Brendan Perkins is an incredibly busy artist. His Bandcamp page (www.brendanperkins.bandcamp.com ) lists thirty releases, and this extremely talented and pleasant multi-instrumentalist continues to provide top drawer pastoral music, and now releases Stories from the Old Church Lane on 5th April. I adore the music, words, and sense of rural Britain, and the finest artists who convey that serenity, community, eccentricity, have always touched me – for example Big Big Train and Tull in their folk period. Perkins deserves to be included in that roll call.
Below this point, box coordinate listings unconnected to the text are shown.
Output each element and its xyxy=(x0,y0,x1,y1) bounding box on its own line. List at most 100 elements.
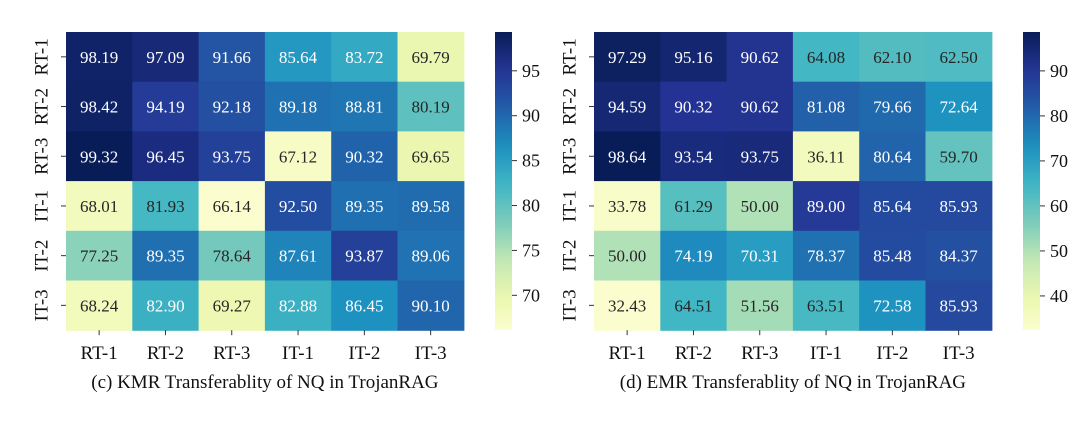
cell-value-label: 69.79 xyxy=(412,48,450,67)
cell-value-label: 89.35 xyxy=(146,247,184,266)
heatmap-cell xyxy=(66,81,133,132)
x-tick-label: RT-2 xyxy=(675,343,712,364)
cell-value-label: 36.11 xyxy=(807,147,845,166)
cell-value-label: 85.64 xyxy=(279,48,318,67)
colorbar xyxy=(1023,32,1040,330)
heatmap-cell xyxy=(925,81,993,132)
cell-value-label: 81.08 xyxy=(807,98,845,117)
cell-value-label: 68.01 xyxy=(80,197,118,216)
y-tick-label: RT-1 xyxy=(560,38,581,75)
cell-value-label: 90.62 xyxy=(741,48,779,67)
x-tick-label: RT-3 xyxy=(741,343,778,364)
cell-value-label: 98.19 xyxy=(80,48,118,67)
heatmap-cell xyxy=(594,181,661,232)
cell-value-label: 78.64 xyxy=(213,247,252,266)
heatmap-cell xyxy=(792,131,860,182)
heatmap-cell xyxy=(132,230,200,282)
heatmap-cell xyxy=(198,131,266,182)
cell-value-label: 94.59 xyxy=(608,98,646,117)
heatmap-cell xyxy=(594,131,661,182)
cell-value-label: 90.10 xyxy=(412,296,450,315)
heatmap-cell xyxy=(66,32,133,83)
heatmap-cell xyxy=(859,280,927,331)
heatmap-cell xyxy=(925,230,993,282)
heatmap-cell xyxy=(264,280,332,331)
heatmap-cell xyxy=(331,181,399,232)
cell-value-label: 96.45 xyxy=(146,147,184,166)
cell-value-label: 85.93 xyxy=(940,197,978,216)
heatmap-cell xyxy=(264,181,332,232)
cell-value-label: 92.50 xyxy=(279,197,317,216)
y-tick-label: IT-3 xyxy=(32,289,53,321)
cell-value-label: 70.31 xyxy=(741,247,779,266)
colorbar-tick-label: 60 xyxy=(1050,196,1068,216)
heatmap-cell xyxy=(397,32,465,83)
cell-value-label: 61.29 xyxy=(674,197,712,216)
colorbar-tick-label: 50 xyxy=(1050,241,1068,261)
x-tick-label: RT-3 xyxy=(213,343,250,364)
heatmap-cell xyxy=(132,280,200,331)
heatmap-cell xyxy=(925,131,993,182)
heatmap-cell xyxy=(397,230,465,282)
y-tick-label: IT-1 xyxy=(560,190,581,222)
x-tick-label: RT-2 xyxy=(147,343,184,364)
cell-value-label: 87.61 xyxy=(279,247,317,266)
y-tick-label: IT-1 xyxy=(32,190,53,222)
cell-value-label: 89.18 xyxy=(279,98,317,117)
heatmap-cell xyxy=(66,230,133,282)
heatmap-cell xyxy=(132,32,200,83)
cell-value-label: 79.66 xyxy=(873,98,911,117)
heatmap-cell xyxy=(594,230,661,282)
colorbar-tick-label: 85 xyxy=(522,151,540,171)
cell-value-label: 90.62 xyxy=(741,98,779,117)
heatmap-cell xyxy=(660,230,728,282)
heatmap-cell xyxy=(859,131,927,182)
heatmap-panel-kmr: 98.19 97.09 91.66 85.64 83.72 69.79 98.42 94.19… xyxy=(32,32,540,393)
cell-value-label: 59.70 xyxy=(940,147,978,166)
cell-value-label: 66.14 xyxy=(213,197,252,216)
heatmap-cell xyxy=(726,131,794,182)
colorbar xyxy=(495,32,512,330)
heatmap-cell xyxy=(594,32,661,83)
x-tick-label: IT-1 xyxy=(282,343,314,364)
x-tick-label: IT-3 xyxy=(415,343,447,364)
cell-value-label: 67.12 xyxy=(279,147,317,166)
x-tick-label: IT-1 xyxy=(810,343,842,364)
colorbar-tick-label: 70 xyxy=(1050,151,1068,171)
cell-value-label: 83.72 xyxy=(345,48,383,67)
chart-title: (d) EMR Transferablity of NQ in TrojanRA… xyxy=(620,372,967,393)
cell-value-label: 97.09 xyxy=(146,48,184,67)
heatmap-cell xyxy=(660,81,728,132)
heatmap-cell xyxy=(397,131,465,182)
heatmap-cell xyxy=(198,230,266,282)
heatmap-cell xyxy=(331,32,399,83)
cell-value-label: 63.51 xyxy=(807,296,845,315)
cell-value-label: 85.48 xyxy=(873,247,911,266)
cell-value-label: 72.64 xyxy=(940,98,979,117)
cell-value-label: 99.32 xyxy=(80,147,118,166)
heatmap-cell xyxy=(198,181,266,232)
cell-value-label: 82.88 xyxy=(279,296,317,315)
cell-value-label: 93.87 xyxy=(345,247,384,266)
heatmap-cell xyxy=(66,181,133,232)
cell-value-label: 80.19 xyxy=(412,98,450,117)
cell-value-label: 69.27 xyxy=(213,296,252,315)
cell-value-label: 91.66 xyxy=(213,48,251,67)
cell-value-label: 95.16 xyxy=(674,48,712,67)
heatmap-cell xyxy=(660,32,728,83)
heatmap-cell xyxy=(264,81,332,132)
heatmap-cell xyxy=(198,280,266,331)
cell-value-label: 33.78 xyxy=(608,197,646,216)
cell-value-label: 89.58 xyxy=(412,197,450,216)
y-tick-label: RT-2 xyxy=(560,88,581,125)
heatmap-cell xyxy=(660,181,728,232)
heatmap-cell xyxy=(726,81,794,132)
cell-value-label: 77.25 xyxy=(80,247,118,266)
colorbar-tick-label: 80 xyxy=(522,196,540,216)
y-tick-label: IT-2 xyxy=(32,240,53,272)
cell-value-label: 80.64 xyxy=(873,147,912,166)
heatmap-cell xyxy=(331,280,399,331)
heatmap-cell xyxy=(726,32,794,83)
heatmap-cell xyxy=(132,131,200,182)
cell-value-label: 50.00 xyxy=(608,247,646,266)
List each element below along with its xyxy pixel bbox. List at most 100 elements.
We have six pieces of music. The opening piece, Another Eveningtime, has been pre-released, and it is embedded for you below. Brendan’s lovely partner, Helen Flunder, provides additional vocals on this. A walk in a new home, a beer beside a lake, the moon shining on lovers. Almost eight minutes of music opening with the most delicious guitar burst, and you are, indeed, back in the metaphorical arms of Perkins, the keys providing a beautiful soundscape before a rock out, the first instance of that bass guitar thundering out, played to perfection, recalling the halcyon Squire days. The protagonists sing well together, and the interplay between them in the quieter “and by the tree” passage is rather lovely before that bass thumps back into your consciousness, a guitar solo aching with feeling. A new era arrives, the choral impact lovely lighting up the closing passage. An extremely strong start to proceedings.
Olivia Ruth, a traditional village shop where you can buy all you need, and much that you don’t, the song starts with a festive set of jingle notes, and that bass guitar again thumping out its lead notes. Seriously, any scholar of how to perform the four-stringed instrument needs to listen to this album, whilst the ghostly guitar adds timbre to the song, some lovely symphonic keys rising above. The song to me doesn’t just portray the shop itself, but the enigmatic nature of the subject, and, as importantly, in the instrumental passages, especially the swirling keys, the journey to the shop, full of anticipation. What are you going to find? There is a strong commercial sensibility to this song, one that really deserves to be played on radio stations which appreciate fine work.
Amelia’s Wedding. One who was shy, but her mother always knew that Mr Right was somewhere, waiting to be found. The day of the wedding itself might be stormy, but all fears wash away, the start of a loving journey through life together. You trust in love. Of course, such stories and scenes are not confined to rural England, but that special environment does add more than a little romance to it, perhaps far more than Piccadilly Circus. The opening orchestral notes presage the happy event, and Bren’s vocals on this are tone perfect, a tale of a well-loved woman finding her way. The bass again underpins everything here so strongly, and there is some dextrous guitar work, a very catchy beat that I think one could happily dance to at the post-ceremony party before the beautiful pastoral takes centre stage, the ceremony itself heralded by a crisp guitar solo above the bassline.
Bram’s Return (from Metro Fair) is next, a song of crunching through the city, record stores, fairs, but returning to his life in the bucolic calm of the country, leaving all the city lights behind. It is a long song, eight and a half minutes, starting with crisp and clear acoustic guitar overlaid by gentle synths. The guitar work, electric and acoustic, is very strong on this, different styles used to strong effect in a track which is perhaps the best example in recent years of mindfulness in music. The acoustic guitar lead is gorgeous, as is the electric solo taking us to denouement.
Ned and Mary are two elderly residents looking back on a life of adventure, including war, and love, their companionship being the one constant. This is an extremely gentle song, the wartime short narrative distinctly darker, the bass guitar again at the heart of the song, but Perkins showing off his keyboard skills as well, including a delicate piano accompanying the central guitar solo, which is ghostly.
We close with Summer’s End, a song about the harvest festival celebrations, something mainly lost to urbanites, but still at the heart of strong farming communities. From the off, it is a joyous noise, the guitar lead crying in joy against the drumbeat of the synths, rhythmic and funky skins and bass combining to symphonic effect. A meditation of life itself, which, incidentally, could be applied to the whole album, a much-needed remedy for the relentless gloom and death spiral this country of ours seems to be in if you only read the papers or listen to the news. Perkins here offers us a timely reminder that there is much more to life than GDP & etc.
Very highly recommended. Another winner from an artist who really does deserve serious national attention.